United States Trustee v. John Q. Hammons Fall 2006, LLC

Two terms ago, in Siegel v. Fitzgerald, the U.S. Supreme Court held that a statute violated the bankruptcy clause’s uniformity requirement because it permitted different fees for Chapter 11 debtors depending on the district where their case was filed. In this case, the court was asked to determine the appropriate remedy for that constitutional violation.

As noted in Siegel, the court explained there are three options: refund fees for the thousands of debtors charged higher fees in districts administered by the U. S. Trustee Program, retroactively extract higher fees from the small number of debtors charged lower fees in districts administered by the Bankruptcy Administrator Program or require only prospective fee parity. 

As in Siegel, this case arises from a case filed in a U. S. trustee district. In 2016, 76 legal entities filed for Chapter 11 bankruptcy in the District of Kansas. In 2018, under the amended fee statute the court later found unconstitutional in Siegel, the debtors began paying higher fees than they would have if their case had been filed in a bankruptcy administrator district. In 2020, the debtors challenged the constitutionality of those fees. The bankruptcy court found no constitutional violation, but the 10th Circuit Court of Appeals, anticipating Siegel, reversed. To remedy the constitutional violation, the 10th Circuit ordered a refund of the debtors’ quarterly fees to the extent they exceeded the lower fees paid in the bankruptcy administrator districts. The Supreme Court vacated that judgment and remanded the case in light of Siegel, and the 10th Circuit reinstated its original opinion without alteration.
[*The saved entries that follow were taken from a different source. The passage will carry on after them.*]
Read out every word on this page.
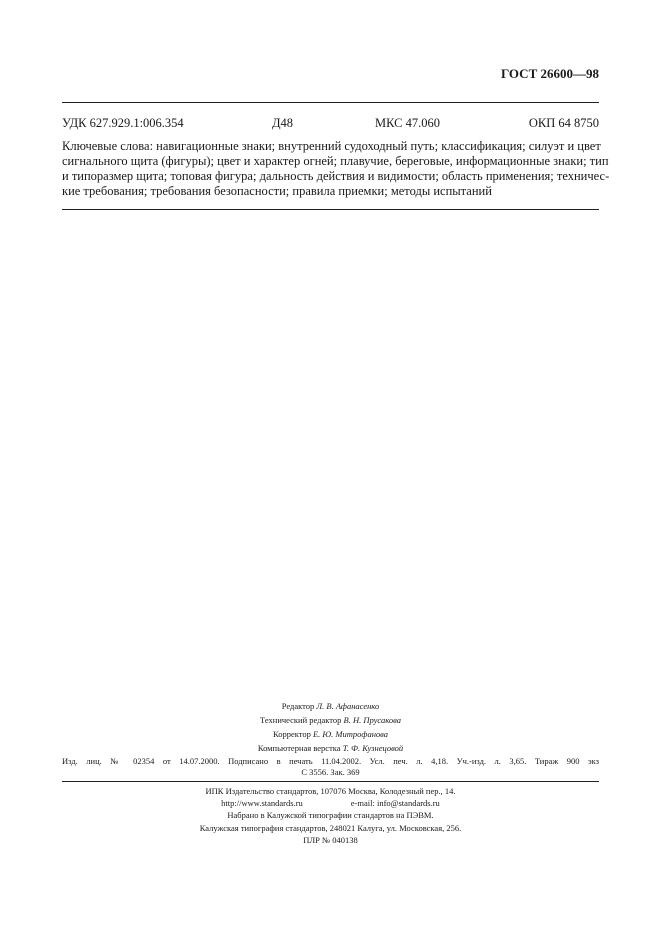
ГОСТ 26600—98
УДК 627.929.1:006.354	Д48	МКС 47.060	ОКП 64 8750
Ключевые слова: навигационные знаки; внутренний судоходный путь; классификация; силуэт и цвет
сигнального щита (фигуры); цвет и характер огней; плавучие, береговые, информационные знаки; тип
и типоразмер щита; топовая фигура; дальность действия и видимости; область применения; техничес-
кие требования; требования безопасности; правила приемки; методы испытаний
Редактор Л. В. Афанасенко
Технический редактор В. Н. Прусакова
Корректор Е. Ю. Митрофанова
Компьютерная верстка Т. Ф. Кузнецовой
Изд. лиц. № 02354 от 14.07.2000. Подписано в печать 11.04.2002. Усл. печ. л. 4,18. Уч.-изд. л. 3,65. Тираж 900 экз
С 3556. Зак. 369
ИПК Издательство стандартов, 107076 Москва, Колодезный пер., 14.
http://www.standards.ru	e-mail: info@standards.ru
Набрано в Калужской типографии стандартов на ПЭВМ.
Калужская типография стандартов, 248021 Калуга, ул. Московская, 256.
ПЛР № 040138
The Supreme Court held that prospective parity is the appropriate remedy for the short-lived and small disparity created by the fee statute held unconstitutional in Siegel. 

It reversed the lower court’s ruling and remanded the case.

Justice Ketanji Brown Jackson delivered the opinion of the court, in which Chief Justice John Roberts Jr. and Justices Samuel Alito Jr., Sonia Sotomayor, Elena Kagan and Brett Kavanaugh joined. Justice Neil Gorsuch filed a dissenting opinion, in which Justices Clarence Thomas and Amy Coney Barrett joined.

Gorsuch noted in his dissenting opinion that, “Two years ago, we held that this geographically discriminatory treatment violated the Constitution’s Bankruptcy Clause — a provision that, we stressed, was not ‘toothless.’” He went on to note that, “Today, however, the Court performs a remedial root canal, permitting the government to keep the cash it extracted from its unconstitutional fee regime.”